You've either been following this or you haven't. You probably haven't. Either way, here's some of the most recent email I've had on the subject:
I met with County Officers and their landscape contractor on site last week.We agreed that the priority was establishing the new hedge line, through retaining the existing mulch, continuing to water, and removing the bindweed from the base, plus any larger competing ruderal species such as Sow Thistle or Prickly Ox Tongue. No spraying will be undertaken along the hedge line to encourage reestablishment of species from the seed bank or retained roots. I could see some Hedge Woundwort returning, which is encouraging. Officers are willing to provide additional planting of native hedgerow ground flora plugs, which would be implemented during or post the construction of the new cycle way this autumn. I suggested that we continue to monitor which species come in naturally and assess what additional species would be best suited.Holes have been cut at suitable interval at ground level along the temporary fence lines. These are 150mm x 150mm which will be adequate for hedgehogs, the wire is thick enough to retain this diameter if not tampered with.

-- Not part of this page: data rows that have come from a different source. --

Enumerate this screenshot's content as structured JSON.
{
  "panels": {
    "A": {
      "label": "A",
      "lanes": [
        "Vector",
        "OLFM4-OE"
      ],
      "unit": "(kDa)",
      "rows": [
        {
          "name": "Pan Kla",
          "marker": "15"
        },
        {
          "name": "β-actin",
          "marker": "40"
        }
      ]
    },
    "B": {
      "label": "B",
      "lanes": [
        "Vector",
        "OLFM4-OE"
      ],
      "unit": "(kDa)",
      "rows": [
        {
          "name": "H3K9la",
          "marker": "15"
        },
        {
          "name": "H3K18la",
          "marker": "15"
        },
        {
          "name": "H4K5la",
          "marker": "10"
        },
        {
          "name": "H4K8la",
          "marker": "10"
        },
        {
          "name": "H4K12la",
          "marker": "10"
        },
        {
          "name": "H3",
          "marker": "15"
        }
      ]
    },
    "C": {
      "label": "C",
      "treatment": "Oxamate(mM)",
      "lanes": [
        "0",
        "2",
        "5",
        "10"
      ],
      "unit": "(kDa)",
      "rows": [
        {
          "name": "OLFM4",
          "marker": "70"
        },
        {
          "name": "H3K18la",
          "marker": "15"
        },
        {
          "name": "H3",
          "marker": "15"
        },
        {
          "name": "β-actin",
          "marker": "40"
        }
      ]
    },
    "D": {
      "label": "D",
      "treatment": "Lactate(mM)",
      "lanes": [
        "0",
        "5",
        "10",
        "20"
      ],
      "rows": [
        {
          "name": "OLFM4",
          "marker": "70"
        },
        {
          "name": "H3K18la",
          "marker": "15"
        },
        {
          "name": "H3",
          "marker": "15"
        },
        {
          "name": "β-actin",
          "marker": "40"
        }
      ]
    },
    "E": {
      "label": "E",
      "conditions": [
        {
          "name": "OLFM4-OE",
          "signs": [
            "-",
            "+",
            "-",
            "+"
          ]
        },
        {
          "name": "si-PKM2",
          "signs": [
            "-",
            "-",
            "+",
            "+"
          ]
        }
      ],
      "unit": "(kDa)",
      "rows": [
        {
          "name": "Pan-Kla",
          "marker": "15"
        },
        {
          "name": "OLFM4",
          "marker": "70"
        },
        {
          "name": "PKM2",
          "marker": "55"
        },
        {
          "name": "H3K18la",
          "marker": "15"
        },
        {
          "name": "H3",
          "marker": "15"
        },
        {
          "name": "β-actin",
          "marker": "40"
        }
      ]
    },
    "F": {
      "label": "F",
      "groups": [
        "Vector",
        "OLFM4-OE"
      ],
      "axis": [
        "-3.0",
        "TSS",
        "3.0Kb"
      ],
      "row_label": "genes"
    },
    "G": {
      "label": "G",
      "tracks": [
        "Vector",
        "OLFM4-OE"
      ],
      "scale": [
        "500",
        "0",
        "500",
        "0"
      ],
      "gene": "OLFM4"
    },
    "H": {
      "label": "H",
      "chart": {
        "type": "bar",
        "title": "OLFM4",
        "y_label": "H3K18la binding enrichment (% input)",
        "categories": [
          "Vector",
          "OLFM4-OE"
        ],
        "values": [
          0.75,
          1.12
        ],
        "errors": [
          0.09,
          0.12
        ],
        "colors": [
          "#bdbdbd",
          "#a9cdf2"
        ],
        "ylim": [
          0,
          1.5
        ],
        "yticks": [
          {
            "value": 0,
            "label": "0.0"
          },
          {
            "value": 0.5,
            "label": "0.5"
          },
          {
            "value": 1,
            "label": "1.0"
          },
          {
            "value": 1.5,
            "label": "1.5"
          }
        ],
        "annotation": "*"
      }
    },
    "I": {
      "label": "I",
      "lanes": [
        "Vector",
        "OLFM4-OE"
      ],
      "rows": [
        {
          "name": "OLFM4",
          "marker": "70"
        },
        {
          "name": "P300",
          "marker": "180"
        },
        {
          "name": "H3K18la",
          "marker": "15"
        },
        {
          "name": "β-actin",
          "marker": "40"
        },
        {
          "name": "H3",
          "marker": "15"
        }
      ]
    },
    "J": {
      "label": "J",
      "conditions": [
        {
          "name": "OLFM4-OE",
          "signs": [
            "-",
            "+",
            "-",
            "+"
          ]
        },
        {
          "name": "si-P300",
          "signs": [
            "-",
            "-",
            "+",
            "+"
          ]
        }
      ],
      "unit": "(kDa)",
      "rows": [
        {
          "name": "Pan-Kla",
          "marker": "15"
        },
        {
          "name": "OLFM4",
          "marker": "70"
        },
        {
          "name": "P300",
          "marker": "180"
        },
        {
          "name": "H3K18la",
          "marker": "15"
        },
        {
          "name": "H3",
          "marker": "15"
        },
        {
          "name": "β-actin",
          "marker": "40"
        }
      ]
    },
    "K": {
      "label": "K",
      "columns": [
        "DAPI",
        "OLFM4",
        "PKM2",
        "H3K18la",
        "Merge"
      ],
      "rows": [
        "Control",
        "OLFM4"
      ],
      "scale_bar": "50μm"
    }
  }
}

OK so lets break that down...
City Deal removed massive old hedge to make room for a much needed new cycle lane, and re-planted too late in the season, with many of the wrong species for the site. This included planting toxic berry producing bushes right in front of a primary school and didn't respect local hedging culture or ecology. The result is that they're having to water (a lot) through the mulch they put down - said mulch in itself only allowed tough, ineradicable root stocks to come back through. Things like bindweed. They then put a fence up that had gaps smaller than hedgehogs - a genuinely inhumane thing to do, and pretended that was all tickety boo. They did this whole thing 6 months ahead of when they said they would, so there was no opportunity to get a better planting scheme and a decent local survey (my FOI regarding ecological survey of the site is still unanswered). The new hedge will now have concrete either side - so native undergrowth species can't re-establish themselves, and the haste to get this done means we've lost dozens of species from the site.
Or, in other words, they turned an easy win with solid ecological improvements into a complete pigs ear.
And every part of trying to lessen the damage has been a fight - like, a real battle.
But after months of fannying on they're finally saying they'll do the minimum to stop the whole thing being a complete balls up.
The lesson here? City Deal need to show they've learned from this. And they need to do so really rather soon. I'd love to declare this a victory but lets be honest, this mitigates a tiny part of the damage done, when the whole scheme could have been so very much better.